Ticket #267 (closed defect: invalid)

Opened 6 months ago

Last modified 6 months ago

firefox + Flash 9.0 r115 crashes on pa_mutex_lock

Reported by: tiagosh Assigned to: lennart
Priority: normal Milestone:
Component: core Severity: normal
Keywords: Cc:

Description

It seems like a race condition. In frame 3, before the poll(), m is not null. After the poll, m gets null. Then it will try to dereference a null pointer in frame 2 and segfaults.

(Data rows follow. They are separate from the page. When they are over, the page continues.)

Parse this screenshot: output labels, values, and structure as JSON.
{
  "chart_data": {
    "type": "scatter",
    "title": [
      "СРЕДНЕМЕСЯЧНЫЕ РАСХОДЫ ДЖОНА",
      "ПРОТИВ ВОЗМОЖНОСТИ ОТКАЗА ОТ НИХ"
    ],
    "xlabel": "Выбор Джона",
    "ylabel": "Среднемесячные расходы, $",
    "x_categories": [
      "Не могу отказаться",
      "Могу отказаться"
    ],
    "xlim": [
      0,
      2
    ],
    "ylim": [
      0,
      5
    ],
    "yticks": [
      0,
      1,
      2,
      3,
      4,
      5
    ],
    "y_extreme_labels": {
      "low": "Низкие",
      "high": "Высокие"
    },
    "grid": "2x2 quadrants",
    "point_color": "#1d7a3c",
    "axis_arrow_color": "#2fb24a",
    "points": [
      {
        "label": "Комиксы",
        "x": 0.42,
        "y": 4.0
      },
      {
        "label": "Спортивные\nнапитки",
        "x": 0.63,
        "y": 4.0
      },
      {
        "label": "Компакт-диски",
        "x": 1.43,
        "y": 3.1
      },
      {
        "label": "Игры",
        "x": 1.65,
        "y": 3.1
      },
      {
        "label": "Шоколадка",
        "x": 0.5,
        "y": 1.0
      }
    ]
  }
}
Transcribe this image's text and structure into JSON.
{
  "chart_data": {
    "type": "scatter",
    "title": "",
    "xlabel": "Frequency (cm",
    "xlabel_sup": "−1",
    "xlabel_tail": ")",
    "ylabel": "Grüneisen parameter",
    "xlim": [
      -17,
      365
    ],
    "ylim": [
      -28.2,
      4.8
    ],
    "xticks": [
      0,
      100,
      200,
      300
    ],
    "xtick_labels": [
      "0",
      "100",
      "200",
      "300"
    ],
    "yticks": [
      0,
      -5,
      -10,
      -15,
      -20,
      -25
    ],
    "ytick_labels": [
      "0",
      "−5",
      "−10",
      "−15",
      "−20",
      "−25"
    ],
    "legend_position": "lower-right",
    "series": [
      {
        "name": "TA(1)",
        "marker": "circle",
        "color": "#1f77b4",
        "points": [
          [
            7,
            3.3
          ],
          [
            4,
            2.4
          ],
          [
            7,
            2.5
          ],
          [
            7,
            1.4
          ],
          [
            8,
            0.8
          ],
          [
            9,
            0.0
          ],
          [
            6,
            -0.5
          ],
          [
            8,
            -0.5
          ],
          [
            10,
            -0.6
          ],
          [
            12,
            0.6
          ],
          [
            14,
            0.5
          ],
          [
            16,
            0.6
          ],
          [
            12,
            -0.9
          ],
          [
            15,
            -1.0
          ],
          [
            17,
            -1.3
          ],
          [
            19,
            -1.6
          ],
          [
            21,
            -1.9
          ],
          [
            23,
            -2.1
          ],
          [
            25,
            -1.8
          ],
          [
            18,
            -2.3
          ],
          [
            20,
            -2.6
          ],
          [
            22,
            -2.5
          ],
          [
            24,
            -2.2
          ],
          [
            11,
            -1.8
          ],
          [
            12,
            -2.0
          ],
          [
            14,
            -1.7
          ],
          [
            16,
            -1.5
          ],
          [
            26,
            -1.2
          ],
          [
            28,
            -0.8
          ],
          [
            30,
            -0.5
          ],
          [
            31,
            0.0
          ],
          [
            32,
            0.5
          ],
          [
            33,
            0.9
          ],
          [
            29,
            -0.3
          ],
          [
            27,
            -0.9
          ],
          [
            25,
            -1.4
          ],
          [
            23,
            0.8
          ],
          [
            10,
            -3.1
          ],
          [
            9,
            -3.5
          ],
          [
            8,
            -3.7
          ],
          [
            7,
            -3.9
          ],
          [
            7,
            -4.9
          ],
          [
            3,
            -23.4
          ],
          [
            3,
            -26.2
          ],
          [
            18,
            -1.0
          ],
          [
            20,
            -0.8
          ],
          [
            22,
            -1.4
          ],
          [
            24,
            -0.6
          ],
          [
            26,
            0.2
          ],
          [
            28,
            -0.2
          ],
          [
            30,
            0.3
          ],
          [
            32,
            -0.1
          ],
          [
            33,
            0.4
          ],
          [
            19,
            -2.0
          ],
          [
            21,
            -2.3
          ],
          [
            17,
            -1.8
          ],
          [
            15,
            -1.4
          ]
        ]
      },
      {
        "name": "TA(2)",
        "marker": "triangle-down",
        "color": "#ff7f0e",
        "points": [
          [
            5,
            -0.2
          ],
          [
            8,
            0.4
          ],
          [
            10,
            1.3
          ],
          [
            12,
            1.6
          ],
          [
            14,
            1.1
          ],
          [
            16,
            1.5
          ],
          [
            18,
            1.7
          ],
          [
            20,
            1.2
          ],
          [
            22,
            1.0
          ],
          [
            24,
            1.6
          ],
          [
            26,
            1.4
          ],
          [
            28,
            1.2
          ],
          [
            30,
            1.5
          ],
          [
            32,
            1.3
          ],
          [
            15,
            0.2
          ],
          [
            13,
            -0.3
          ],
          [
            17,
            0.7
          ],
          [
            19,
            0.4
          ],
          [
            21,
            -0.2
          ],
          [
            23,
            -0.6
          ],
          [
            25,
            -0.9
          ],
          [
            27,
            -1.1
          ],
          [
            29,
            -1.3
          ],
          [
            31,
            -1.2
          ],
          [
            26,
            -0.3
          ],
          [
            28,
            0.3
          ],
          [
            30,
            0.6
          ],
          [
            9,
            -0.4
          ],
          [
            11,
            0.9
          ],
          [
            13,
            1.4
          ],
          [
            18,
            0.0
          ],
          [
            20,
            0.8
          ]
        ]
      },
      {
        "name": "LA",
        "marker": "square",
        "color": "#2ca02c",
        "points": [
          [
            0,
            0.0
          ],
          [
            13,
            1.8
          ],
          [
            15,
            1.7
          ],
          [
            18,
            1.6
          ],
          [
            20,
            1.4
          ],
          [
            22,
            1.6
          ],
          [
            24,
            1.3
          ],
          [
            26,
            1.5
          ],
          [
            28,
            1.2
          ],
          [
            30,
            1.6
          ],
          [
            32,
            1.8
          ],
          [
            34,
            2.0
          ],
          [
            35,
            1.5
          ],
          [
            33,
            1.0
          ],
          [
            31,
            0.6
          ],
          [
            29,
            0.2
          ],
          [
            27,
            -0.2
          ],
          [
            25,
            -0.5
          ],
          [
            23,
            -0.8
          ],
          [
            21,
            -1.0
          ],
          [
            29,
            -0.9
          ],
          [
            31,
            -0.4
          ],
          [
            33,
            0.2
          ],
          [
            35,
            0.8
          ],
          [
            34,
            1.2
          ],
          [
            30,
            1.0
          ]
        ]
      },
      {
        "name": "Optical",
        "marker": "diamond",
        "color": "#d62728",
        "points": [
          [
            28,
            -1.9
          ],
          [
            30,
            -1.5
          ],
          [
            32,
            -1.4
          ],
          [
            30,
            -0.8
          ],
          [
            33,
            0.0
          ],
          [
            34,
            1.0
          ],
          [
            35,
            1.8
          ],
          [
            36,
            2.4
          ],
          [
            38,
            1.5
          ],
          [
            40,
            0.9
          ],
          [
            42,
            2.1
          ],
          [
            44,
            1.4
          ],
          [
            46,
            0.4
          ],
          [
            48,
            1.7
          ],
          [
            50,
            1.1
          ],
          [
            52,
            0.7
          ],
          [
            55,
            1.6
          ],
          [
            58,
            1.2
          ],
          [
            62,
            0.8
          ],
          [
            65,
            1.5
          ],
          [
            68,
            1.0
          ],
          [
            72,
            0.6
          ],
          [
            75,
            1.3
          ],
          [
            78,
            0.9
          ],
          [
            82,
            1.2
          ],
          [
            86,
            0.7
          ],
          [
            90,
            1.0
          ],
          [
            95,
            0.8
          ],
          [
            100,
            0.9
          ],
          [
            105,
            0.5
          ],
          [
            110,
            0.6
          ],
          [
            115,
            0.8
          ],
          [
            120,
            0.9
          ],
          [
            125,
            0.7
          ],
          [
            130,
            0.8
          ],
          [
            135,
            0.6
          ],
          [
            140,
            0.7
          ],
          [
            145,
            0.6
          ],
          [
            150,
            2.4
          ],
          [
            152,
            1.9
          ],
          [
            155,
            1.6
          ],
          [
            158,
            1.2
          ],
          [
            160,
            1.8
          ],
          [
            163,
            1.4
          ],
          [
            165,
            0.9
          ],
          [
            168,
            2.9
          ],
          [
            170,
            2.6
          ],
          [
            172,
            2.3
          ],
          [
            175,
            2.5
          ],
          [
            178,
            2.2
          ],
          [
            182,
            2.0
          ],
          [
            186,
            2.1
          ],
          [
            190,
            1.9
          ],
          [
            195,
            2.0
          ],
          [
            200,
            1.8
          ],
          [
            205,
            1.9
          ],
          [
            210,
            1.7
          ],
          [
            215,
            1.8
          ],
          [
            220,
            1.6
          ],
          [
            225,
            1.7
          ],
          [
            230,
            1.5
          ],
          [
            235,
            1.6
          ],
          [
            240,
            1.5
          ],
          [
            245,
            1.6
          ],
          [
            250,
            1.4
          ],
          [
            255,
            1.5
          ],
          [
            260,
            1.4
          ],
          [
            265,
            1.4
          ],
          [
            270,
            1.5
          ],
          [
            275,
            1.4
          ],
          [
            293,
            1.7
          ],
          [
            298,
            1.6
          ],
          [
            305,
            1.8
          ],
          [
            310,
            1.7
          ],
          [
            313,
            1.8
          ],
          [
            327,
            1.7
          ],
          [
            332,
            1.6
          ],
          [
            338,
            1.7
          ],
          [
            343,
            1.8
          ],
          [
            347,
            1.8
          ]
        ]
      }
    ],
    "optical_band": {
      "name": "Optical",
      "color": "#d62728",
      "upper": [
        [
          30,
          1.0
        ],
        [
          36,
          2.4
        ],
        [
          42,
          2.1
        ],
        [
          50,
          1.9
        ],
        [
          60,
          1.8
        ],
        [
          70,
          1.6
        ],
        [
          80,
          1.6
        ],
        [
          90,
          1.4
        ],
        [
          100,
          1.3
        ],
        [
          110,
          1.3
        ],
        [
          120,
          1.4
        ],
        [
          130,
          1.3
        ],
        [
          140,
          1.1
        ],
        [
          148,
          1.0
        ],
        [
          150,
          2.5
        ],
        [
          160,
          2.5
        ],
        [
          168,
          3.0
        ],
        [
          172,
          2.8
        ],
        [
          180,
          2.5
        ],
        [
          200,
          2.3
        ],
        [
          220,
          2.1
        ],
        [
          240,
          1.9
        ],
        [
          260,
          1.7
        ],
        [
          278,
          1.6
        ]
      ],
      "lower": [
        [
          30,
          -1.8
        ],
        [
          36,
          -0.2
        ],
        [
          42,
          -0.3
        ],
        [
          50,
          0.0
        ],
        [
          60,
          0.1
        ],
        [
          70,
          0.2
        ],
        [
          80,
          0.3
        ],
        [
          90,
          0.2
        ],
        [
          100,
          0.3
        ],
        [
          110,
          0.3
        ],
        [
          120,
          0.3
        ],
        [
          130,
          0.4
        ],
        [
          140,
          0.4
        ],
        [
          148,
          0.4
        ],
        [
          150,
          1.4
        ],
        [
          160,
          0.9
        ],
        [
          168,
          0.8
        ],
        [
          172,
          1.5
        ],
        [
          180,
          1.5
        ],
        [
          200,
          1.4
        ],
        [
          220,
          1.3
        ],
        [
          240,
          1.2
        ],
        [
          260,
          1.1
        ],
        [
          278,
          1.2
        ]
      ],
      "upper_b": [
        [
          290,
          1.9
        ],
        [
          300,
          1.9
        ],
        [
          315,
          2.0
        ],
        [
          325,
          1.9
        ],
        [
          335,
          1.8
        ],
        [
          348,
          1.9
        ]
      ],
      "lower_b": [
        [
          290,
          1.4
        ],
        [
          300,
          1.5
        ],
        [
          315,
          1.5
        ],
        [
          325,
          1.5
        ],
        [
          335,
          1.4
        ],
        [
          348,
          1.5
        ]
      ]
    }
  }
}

0 0xffffe410 in kernel_vsyscall ()

1 0xb7d05525 in pthread_mutex_lock () from /lib/i686/libpthread.so.0

2 0xae65927f in pa_mutex_lock (m=0x0) at pulsecore/mutex-posix.c:92

3 0xae6409c0 in poll_func (ufds=0x90866a8, nfds=2, timeout=99, userdata=0x942cdc0) at pulse/thread-mainloop.c:73

4 0xae6368af in pa_mainloop_poll (m=0x8b74790) at pulse/mainloop.c:853

5 0xae637945 in pa_mainloop_iterate (m=0x8b74790, block=1, retval=0x0) at pulse/mainloop.c:919

6 0xae6379f4 in pa_mainloop_run (m=0x8b74790, retval=0x0) at pulse/mainloop.c:937

7 0xae6408ae in thread (userdata=0x92bd748) at pulse/thread-mainloop.c:91

8 0xae659a5a in internal_thread_func (userdata=0x8a94e48) at pulsecore/thread-posix.c:73

Change History

04/02/08 20:57:40 changed by tiagosh

  • status changed from new to closed.
  • resolution set to invalid.

Actually, this bug seems to be in flashplayer when using libflashsupport. As far as I can see, there is a condition where 2 pthread_mutex_lock() are called. It really looks like a deadlock. Main firefox thread asks to close the stream and calls pthread_mutex_lock(), pa_thread() in libflashsupport calls FPI_SoundOutput_FillBuffer, where there is another pthread_mutex_lock(), probably to the same mutex.